自動車運転過失傷害:居酒屋に車 1人死亡、2人重体 飲酒の容疑者逮捕−−横浜 アトム東京法律事務所

毎日新聞 2010年1月30日 東京朝刊

29日午後5時50分ごろ、横浜市緑区鴨居5の居酒屋「梧(あおぎり)」に軽乗用車が突っ込み、同区白山1の会社員、野表(のおもて)茂男さん(55)ら男性客3人がはねられた。
野表さんは頭を強く打ち、搬送先の病院で死亡、ほかの2人は腹部を打って重体。
神奈川県警緑署は、車を運転していた同県大和市つきみ野2、自称コンサルタント業、小坂泰男容疑者(44)を自動車運転過失傷害の疑いで現行犯逮捕した。
 同署によると、野表さんは同僚3人と訪れ、うち横浜市港北区新羽町、佐古篤さん(17)と川崎市幸区幸町4、菅井茂さん(57)が重体。
車は県道をはさんで向かいの駐車場を出て居酒屋に突っ込んだという。
小坂容疑者の呼気1リットル中0・7ミリグラムのアルコールが検出され、同署は自動車運転過失致死傷容疑などに切り替えて調べる。
(引用元:http://mainichi.jp/select/jiken/news/20100130ddm041040107000c.html)

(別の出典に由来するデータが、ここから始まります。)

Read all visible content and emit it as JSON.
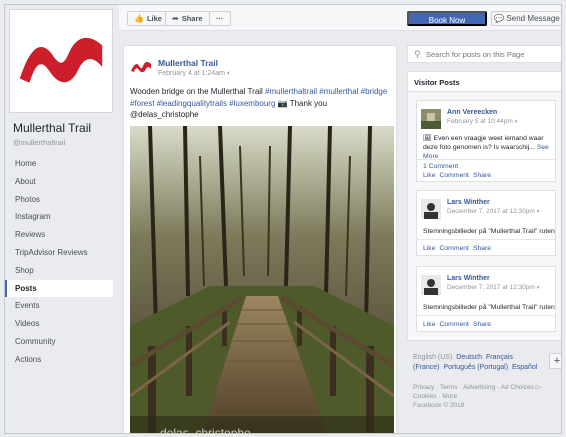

 自動車運転過失致死傷は7年以下の懲役若しくは禁錮又は100万円以下の罰金に処せられます。

 酒を飲んでいた点で酒気帯び運転又は酒酔い運転という道路交通法上の刑罰を受ける可能性があります。危険運転致傷罪が成立すれば、道路交通法の罪は成立しません。

 小坂容疑者は、軽自動車を運転して居酒屋店舗に突っ込んでいるので、過失による建造物損壊罪が成立し、6月以下の懲役又は10万円以下の罰金に処せられることもあります。

 建造物損壊罪は、刑法260条で規定し、5年以下の懲役に処するとありますが、自動車運転中の過失による建造物損壊は、道路交通法116条に規定されています。

 実務では車両には損害保険が加入されているので、被害者の損害が確実に填補されることや自動車を運転して建物を壊すときには何らかの犯罪行為を伴うことが多く、その犯罪行為で処罰すれば刑事政策の目的は達成できることから過失による建造物損壊で処罰されることはあまりないようです。

 刑法54条1項は、「1個の行為が2個以上の罪名に触れ、又は犯罪の手段若しくは結果である行為が他の罪名に触れるときは、そのもっとも重い刑により処断する。」と規定しているので、この事件では自動車運転過失傷害、自動車運転過失致死、酒気帯び運転又は酒酔い運転が成立し、これらの罪のうち自動車運転過失致死がもっとも重いので、自動車運転過失致死の7年以下の懲役で処罰されることになります。
 もちろん、捜査の結果、危険運転致死傷罪が成立すれば、この罪で処罰されます。